Он остановился, широко развел руки, и Джонни первым бросился к нему, так что Фишбейн выиграл несколько минут, подхватывая его и вскидывая на воздух, пока Эвелин не прижалась к его плечу ободком своей серой шляпки, словно, ни о чем не подозревая, хотела зачеркнуть этим плотным и твердым прикосновением тот невидимый след, который оставил на этом плече горячий и выпуклый лоб другой женщины.
Она вела машину, а он сидел сзади с Джонни, который болтал без умолку, почти не обращая на него внимания, а за окном вырастали небоскребы этого прекрасного и одновременно страшного города, в который его занесло из другого, прекрасного и тоже страшного города, с конями его, с его львами и сфинксами, с дворцами над медленной серой рекой, похожей своим тусклым северным цветом на северный цвет этой, здешней реки. Он гладил шелковистую коленку сына, а его жена, сбросившая серую шляпку и надевшая большие черные очки, вела машину и оживленным, доверчивым голосом расспрашивала его о Москве.
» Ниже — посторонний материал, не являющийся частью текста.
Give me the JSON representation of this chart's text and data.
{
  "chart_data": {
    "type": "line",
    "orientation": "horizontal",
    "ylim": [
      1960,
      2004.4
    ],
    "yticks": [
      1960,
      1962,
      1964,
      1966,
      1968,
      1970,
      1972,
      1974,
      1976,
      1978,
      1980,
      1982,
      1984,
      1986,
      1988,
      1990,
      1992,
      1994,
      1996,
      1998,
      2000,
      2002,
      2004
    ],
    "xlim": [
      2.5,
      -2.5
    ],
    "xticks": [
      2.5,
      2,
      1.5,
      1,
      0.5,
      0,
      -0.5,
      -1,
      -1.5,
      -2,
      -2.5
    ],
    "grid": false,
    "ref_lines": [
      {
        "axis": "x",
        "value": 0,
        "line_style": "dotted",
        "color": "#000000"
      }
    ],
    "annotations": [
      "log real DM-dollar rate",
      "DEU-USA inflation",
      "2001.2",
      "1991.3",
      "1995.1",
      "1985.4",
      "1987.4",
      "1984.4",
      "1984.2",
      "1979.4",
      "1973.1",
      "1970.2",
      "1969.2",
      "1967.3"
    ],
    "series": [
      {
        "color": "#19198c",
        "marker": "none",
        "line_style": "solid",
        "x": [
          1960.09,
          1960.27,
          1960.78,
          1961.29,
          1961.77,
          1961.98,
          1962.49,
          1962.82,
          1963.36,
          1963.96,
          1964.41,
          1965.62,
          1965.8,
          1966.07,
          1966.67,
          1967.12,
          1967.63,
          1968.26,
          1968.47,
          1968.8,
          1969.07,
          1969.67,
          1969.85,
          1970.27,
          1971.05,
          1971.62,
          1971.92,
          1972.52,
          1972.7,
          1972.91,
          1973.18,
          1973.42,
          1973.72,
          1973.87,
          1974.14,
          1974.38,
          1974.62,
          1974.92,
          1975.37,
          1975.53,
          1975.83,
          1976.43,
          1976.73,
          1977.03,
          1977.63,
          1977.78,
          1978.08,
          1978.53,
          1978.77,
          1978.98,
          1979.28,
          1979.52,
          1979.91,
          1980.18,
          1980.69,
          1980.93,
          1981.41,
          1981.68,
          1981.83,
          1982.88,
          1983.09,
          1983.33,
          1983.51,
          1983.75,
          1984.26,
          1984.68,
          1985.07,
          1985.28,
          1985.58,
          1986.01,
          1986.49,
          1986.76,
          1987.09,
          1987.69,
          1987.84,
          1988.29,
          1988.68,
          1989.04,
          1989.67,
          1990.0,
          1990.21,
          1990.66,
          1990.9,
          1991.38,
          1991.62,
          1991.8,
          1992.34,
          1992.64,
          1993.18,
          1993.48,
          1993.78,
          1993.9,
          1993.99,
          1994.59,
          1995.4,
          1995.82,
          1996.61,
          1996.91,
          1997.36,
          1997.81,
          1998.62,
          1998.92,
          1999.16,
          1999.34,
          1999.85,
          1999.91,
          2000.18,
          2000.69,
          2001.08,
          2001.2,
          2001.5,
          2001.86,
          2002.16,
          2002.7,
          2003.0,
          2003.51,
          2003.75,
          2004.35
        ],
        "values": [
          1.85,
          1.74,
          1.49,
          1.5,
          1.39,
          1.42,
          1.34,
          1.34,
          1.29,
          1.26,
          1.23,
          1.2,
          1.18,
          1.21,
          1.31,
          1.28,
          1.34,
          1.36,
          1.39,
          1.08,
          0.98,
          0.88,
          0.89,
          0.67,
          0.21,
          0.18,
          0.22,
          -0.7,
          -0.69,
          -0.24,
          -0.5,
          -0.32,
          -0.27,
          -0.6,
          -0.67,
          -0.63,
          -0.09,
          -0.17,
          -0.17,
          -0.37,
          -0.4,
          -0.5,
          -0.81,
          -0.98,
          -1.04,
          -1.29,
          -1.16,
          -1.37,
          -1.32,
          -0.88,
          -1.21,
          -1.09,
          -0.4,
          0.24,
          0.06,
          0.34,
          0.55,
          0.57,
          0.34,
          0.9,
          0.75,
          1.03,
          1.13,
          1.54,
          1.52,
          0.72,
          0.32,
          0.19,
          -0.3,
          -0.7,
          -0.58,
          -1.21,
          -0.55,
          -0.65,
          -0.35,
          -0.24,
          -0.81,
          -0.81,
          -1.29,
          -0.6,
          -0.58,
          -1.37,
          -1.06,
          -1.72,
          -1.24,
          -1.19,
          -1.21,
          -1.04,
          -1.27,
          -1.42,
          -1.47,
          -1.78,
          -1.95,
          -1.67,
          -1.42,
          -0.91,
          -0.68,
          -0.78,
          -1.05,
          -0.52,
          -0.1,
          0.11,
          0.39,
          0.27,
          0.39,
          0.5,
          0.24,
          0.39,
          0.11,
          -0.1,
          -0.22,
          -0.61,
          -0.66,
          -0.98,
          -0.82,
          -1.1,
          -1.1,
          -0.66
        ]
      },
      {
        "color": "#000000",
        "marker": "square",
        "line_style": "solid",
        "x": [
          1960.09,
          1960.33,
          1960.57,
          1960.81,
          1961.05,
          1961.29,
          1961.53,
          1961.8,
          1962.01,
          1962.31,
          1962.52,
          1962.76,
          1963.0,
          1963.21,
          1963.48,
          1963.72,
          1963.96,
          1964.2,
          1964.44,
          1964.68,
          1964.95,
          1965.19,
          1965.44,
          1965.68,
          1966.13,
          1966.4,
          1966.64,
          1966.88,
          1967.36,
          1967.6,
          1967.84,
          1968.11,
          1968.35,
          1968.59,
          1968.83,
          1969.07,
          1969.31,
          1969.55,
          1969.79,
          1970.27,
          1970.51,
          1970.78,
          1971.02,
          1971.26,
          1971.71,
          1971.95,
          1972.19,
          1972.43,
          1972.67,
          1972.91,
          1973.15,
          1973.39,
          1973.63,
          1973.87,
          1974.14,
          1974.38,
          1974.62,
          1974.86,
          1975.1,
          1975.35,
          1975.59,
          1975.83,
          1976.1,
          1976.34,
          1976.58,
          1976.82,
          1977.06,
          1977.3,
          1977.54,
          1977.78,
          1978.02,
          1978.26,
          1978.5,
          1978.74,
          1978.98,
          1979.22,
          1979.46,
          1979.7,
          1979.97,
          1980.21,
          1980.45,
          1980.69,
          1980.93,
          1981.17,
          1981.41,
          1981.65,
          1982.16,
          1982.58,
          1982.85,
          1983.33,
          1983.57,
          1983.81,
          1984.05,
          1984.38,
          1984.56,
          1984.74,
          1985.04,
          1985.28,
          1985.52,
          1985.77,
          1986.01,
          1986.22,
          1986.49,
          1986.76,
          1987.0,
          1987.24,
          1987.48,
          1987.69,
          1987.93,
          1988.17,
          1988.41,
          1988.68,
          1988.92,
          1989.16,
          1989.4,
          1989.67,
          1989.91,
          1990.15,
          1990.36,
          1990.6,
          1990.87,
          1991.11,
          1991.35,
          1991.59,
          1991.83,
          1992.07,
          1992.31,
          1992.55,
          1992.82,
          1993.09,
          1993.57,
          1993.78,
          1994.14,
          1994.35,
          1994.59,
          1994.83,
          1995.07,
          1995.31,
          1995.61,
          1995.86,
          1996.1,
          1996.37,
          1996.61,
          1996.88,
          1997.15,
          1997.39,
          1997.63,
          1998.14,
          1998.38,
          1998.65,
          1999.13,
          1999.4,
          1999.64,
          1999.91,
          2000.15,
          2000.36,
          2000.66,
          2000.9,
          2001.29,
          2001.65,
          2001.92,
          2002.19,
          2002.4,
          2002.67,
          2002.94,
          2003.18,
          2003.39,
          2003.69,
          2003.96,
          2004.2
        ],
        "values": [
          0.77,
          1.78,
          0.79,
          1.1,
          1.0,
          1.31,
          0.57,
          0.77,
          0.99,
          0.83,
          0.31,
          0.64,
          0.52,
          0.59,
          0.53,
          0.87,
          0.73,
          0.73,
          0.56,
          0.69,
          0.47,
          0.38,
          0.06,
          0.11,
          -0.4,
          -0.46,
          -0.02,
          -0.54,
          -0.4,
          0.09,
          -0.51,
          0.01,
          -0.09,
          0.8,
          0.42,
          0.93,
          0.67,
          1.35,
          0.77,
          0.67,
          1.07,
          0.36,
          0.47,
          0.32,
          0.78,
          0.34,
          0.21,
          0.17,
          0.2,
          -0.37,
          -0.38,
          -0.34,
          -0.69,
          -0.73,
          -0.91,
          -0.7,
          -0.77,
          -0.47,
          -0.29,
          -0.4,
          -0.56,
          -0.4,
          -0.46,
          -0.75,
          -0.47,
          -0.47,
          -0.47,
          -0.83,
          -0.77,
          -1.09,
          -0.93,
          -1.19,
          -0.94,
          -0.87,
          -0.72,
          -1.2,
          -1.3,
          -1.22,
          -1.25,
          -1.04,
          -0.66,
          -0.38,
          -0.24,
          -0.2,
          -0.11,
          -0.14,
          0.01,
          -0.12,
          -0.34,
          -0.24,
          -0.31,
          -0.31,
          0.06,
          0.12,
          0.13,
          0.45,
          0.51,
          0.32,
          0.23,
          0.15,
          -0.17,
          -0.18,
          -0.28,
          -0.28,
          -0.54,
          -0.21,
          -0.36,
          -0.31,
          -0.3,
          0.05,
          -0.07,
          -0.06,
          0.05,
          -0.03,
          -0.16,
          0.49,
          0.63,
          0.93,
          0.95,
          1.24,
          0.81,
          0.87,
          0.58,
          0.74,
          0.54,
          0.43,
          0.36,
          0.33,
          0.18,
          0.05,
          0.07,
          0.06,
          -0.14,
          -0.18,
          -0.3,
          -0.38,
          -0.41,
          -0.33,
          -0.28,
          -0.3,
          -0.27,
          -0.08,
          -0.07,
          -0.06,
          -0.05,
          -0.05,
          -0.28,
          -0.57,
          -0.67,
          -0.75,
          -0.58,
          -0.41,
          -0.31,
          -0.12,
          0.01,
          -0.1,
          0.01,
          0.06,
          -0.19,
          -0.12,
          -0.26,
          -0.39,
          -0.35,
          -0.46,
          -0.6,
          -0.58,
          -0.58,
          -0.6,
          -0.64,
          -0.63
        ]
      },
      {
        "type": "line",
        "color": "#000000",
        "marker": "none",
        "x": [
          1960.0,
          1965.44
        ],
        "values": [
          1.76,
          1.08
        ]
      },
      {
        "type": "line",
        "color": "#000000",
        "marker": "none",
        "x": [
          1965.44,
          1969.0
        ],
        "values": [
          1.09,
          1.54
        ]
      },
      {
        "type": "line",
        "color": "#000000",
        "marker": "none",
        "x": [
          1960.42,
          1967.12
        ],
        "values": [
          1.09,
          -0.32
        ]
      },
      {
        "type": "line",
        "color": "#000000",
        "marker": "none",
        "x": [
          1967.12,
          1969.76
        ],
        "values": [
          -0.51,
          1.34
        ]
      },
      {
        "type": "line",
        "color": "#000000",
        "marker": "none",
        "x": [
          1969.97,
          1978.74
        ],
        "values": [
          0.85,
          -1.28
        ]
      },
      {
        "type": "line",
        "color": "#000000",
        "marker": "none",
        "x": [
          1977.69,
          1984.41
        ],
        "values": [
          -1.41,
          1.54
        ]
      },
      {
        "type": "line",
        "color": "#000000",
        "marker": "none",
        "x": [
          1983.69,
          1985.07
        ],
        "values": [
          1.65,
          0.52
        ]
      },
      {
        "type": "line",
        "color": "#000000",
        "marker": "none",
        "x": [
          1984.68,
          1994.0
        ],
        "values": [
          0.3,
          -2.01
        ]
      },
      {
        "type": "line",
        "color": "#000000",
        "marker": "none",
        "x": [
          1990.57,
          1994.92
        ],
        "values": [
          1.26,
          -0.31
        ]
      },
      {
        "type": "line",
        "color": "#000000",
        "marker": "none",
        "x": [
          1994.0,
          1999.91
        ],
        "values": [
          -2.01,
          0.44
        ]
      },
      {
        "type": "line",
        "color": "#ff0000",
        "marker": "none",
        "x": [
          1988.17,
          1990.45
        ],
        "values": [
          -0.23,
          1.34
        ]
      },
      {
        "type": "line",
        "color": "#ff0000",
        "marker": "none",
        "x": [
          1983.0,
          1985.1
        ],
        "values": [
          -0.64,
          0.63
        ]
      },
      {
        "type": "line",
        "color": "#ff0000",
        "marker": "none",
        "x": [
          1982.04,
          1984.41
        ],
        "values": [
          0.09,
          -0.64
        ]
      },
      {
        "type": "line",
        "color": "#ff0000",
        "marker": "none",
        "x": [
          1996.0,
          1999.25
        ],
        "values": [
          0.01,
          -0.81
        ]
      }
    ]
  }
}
Дома Эвелин уложила Джонни спать, няню отпустили. Он делал вид, что еле держится на ногах от усталости и с трудом удерживает зевоту. На самом деле спать не хотелось нисколько. Несколько раз он поймал на себе голубые, слегка уже напряженные взгляды жены, и ответил на них торопливой и жалкой улыбкой. Целая вечность потребовалась июньскому дню, чтобы наконец угаснуть, и вечер еще долго, бесконечно долго замирал, словно великодушно оттягивал то время, когда Фишбейну нужно будет бодро подняться по лестнице на второй этаж, где были их спальни. Жена стояла перед зеркалом в черном кружевном белье и расчесывала свои легкие кудрявые волосы. Опять он поймал ее взгляд и опять улыбнулся испуганно. Но тут же пересилил себя, подошел к ней и уткнулся лицом в ее пушистый затылок. Нужно было что-то сказать или хотя бы обнять ее покрепче, но слова прилипли к небу, а руки почти омертвели. Она опустила щетку, и он, закрывший глаза внутри светлых волос, по-прежнему пахнущих летним шиповником, не успел заметить того испуганно-удивленного выражения, которое на секунду исказило ее лицо.